In order to avoid inefficiencies such as computer crashes and the like, we do not recommend scan durations longer than 10 minutes. If a given map area and sensitivity cannot be achieved in that time, then multiple pointing positions should be used.

10.2.2 Total Intensity while Chopping

HAWC+ imaging observations may be performed using a symmetric nod-match-chop (NMC), which is a variation of the standard two-position chop with nod (C2N) mode described in the FORCAST section of this manual (for further details see the FORCAST Observing Modes document).

The chop is symmetric about the optical axis of the telescope with one of the two chop positions centered on the target. The nod throw is oriented 180° from the chop, i.e. anti-parallel, such that when the telescope nods, the source is located in the opposite chop position. A standard ABBA position sequence lasting a total of ~1- 2 minutes is used for these observations. Users have a choice of chop/nod angle with respect to the sky, which can be useful if extended flux exists in some directions but not others.

  • If the source of interest has little extended flux then a user may wish to choose a chop throw smaller than the HAWC FOV. In this case the chop/nod subtraction results in two negative beams on either side of the positive beam, which is the sum of the source intensity in both nod. An example of an observation taken in this mode is presented in the left panel of Figure 29 (FORCAST).
  • If significant extended flux exists then a chop throw larger than the HAWC FOV should be chosen up to a maximum throw of 10'. In this case no negative beams will appear in the image as they are always outside the array FOV.
  • When choosing chop throws and angles one should carefully inspect other observations to avoid chopping into extended flux. The Herschel Space Observatory and WISE mission archives are good places to examine extended regions at HAWC+ wavelengths.

The C2N mode also requires small dithers in order to mitigate the effects of bad and missing detector pixels. The baseline HAWC+ dithering mode consists of a four-point dither at the corners of a square with size of ~1- 2 HAWC+ beams. Therefore, the minimum time for a single C2N observation with dithering is ~5 minutes.
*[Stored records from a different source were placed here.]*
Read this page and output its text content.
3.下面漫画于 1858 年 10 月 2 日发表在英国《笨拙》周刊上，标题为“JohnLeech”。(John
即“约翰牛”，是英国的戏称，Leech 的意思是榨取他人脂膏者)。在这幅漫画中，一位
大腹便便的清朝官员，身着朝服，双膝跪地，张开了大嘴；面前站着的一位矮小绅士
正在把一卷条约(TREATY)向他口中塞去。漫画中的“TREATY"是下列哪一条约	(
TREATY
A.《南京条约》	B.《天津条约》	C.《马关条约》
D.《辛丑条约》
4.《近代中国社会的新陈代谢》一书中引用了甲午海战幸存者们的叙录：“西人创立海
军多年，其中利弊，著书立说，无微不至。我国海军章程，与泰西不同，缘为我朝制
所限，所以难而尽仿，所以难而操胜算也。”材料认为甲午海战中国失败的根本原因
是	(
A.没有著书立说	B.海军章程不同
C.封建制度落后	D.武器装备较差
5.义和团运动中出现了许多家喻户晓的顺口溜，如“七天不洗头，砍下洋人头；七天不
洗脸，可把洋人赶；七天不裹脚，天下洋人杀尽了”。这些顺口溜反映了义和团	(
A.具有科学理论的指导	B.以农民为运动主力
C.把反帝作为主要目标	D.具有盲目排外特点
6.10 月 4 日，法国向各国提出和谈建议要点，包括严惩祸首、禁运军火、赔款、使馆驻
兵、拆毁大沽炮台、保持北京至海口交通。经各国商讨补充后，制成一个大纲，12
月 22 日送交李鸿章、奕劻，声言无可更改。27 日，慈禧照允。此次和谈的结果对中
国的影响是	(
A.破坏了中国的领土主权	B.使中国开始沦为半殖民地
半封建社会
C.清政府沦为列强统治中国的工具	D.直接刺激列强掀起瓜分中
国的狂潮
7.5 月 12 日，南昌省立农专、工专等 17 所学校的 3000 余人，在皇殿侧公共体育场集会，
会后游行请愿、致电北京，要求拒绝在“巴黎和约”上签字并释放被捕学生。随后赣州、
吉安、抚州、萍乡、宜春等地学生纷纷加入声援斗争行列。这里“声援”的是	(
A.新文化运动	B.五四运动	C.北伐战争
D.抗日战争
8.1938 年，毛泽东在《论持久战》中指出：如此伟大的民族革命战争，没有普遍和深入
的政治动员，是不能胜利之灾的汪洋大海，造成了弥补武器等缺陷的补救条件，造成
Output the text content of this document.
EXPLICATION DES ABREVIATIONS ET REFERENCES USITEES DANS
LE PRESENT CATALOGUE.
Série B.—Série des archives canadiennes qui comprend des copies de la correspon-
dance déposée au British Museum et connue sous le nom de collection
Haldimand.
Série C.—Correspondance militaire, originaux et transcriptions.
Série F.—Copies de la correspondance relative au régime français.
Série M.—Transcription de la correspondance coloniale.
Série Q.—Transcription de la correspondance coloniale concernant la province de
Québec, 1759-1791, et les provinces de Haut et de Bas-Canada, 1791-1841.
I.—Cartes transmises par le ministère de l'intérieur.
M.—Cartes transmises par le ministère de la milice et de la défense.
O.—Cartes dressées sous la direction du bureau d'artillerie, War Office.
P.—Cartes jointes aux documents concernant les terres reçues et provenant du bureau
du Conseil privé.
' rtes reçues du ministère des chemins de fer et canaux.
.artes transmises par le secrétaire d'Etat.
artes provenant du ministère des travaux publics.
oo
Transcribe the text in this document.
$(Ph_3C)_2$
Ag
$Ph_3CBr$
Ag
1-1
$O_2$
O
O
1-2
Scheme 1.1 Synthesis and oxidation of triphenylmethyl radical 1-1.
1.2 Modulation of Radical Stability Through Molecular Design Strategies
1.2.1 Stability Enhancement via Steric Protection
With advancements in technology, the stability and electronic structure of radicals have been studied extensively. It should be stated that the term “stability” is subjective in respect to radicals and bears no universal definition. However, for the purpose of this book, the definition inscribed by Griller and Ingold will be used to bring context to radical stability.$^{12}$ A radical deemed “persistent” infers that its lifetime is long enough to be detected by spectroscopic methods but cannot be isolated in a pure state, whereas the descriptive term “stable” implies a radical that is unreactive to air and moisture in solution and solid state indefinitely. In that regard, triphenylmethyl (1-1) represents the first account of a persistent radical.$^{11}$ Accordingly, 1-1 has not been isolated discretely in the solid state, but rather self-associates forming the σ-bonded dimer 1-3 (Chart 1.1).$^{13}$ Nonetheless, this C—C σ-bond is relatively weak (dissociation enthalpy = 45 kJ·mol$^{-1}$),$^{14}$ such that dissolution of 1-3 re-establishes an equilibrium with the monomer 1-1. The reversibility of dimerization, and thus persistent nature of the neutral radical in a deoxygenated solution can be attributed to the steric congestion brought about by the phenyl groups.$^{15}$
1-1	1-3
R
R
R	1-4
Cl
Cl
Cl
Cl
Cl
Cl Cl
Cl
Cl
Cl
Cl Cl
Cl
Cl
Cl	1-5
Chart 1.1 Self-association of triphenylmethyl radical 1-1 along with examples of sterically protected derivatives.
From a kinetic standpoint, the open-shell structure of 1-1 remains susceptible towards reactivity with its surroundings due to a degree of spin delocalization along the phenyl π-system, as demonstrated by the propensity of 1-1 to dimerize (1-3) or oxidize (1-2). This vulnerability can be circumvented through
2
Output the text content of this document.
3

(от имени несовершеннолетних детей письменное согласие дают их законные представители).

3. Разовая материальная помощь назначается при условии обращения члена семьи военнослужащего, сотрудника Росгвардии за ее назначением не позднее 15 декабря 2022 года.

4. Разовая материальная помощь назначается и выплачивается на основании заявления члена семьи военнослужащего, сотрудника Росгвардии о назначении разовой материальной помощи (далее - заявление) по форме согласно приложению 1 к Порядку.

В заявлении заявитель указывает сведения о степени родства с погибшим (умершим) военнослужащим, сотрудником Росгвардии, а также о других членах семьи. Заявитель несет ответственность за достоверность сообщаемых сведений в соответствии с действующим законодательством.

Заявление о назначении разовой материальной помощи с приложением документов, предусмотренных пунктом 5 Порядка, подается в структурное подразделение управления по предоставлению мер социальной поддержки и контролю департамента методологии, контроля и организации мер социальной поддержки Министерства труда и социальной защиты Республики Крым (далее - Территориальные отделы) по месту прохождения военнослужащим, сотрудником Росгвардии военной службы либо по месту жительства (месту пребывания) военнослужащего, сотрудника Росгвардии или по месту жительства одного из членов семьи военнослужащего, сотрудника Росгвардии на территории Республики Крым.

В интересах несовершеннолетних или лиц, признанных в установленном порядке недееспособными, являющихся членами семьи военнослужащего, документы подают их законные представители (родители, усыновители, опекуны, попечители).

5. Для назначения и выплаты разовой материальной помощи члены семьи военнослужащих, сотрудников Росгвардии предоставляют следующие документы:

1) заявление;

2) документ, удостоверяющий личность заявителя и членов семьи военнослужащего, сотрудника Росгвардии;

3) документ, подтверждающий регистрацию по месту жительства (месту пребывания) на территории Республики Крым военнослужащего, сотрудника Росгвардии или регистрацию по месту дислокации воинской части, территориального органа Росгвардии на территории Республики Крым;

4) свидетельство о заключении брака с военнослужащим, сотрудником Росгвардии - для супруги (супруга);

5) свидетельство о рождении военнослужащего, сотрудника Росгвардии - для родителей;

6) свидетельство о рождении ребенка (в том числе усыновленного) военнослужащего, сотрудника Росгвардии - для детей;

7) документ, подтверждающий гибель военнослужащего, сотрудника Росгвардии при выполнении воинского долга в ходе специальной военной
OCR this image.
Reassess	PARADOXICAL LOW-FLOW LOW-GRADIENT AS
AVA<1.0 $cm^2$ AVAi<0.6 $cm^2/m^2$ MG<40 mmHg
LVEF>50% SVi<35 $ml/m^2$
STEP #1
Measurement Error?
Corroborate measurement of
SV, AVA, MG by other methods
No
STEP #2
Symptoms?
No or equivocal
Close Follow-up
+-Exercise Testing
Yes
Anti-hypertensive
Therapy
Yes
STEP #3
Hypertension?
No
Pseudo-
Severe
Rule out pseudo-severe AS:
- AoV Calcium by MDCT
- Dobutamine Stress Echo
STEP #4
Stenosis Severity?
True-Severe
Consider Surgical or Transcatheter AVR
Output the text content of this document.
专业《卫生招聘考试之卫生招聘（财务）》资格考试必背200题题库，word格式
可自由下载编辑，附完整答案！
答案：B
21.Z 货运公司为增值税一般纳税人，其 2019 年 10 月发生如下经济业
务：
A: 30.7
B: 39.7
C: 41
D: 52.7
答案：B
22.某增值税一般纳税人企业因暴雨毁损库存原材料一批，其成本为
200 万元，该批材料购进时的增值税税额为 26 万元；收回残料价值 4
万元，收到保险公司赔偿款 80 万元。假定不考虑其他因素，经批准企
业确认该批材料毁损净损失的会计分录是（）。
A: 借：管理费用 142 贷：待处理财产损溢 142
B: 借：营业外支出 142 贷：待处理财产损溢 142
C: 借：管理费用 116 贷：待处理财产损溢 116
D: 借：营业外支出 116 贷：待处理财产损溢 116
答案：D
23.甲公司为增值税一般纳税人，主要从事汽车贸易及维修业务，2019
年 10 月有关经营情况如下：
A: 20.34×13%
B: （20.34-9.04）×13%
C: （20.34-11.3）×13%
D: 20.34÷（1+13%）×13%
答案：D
10.2.3 Polarization while Chopping

For Cycle 5, HAWC+ polarization observations may only be performed using the C2N (NMC) observing mode (see Section 10.2.2 above). In this mode, four standard C2N (NMC) observations are taken, one at each of four angles of the HWP (relative angles 0, 22.5, 45, and 67.5 degrees). This is followed by dithering, where the HWP cycle is repeated again for a total of four dither positions. We currently estimate an additional overhead of 90% efficiency associated with moving the HWP between positions. This has been incorporated into polarization sensitivities in Figure 10-3. The minimum time for a single polarization C2N observation with dithering is ~20 minutes.

As in the case of TOTAL INTENSITY C2N, one must take care to avoid chopping into regions of bright, extended flux. Additionally one must consider the polarization state of that reference flux, in both percent polarization and angle. Typically, neither of these values will be known for HAWC+ observations (although users may want to consult the latest Planck data release). This "polarized reference" beam will produce additional systematic uncertainties in the data. In the case where the source and reference beam have the same polarization level, the systematic polarization uncertainty is linearly proportional to the reference-to-source intensity ratio. For further discussion, see Schleuning et al. (1997) and Novak et al. (1997).

10.2.4 Mosaic Maps

If the source has an angular extent larger than the HAWC+ FOV in C2N mode, or larger than can be accommodated in a 10 minute OTFMAP, the central position of each HAWC+ field must be specified, with due consideration of the desired overlap of the individual frames. For mosaic observations, proposers should ensure that they request the total integration time required for all fields.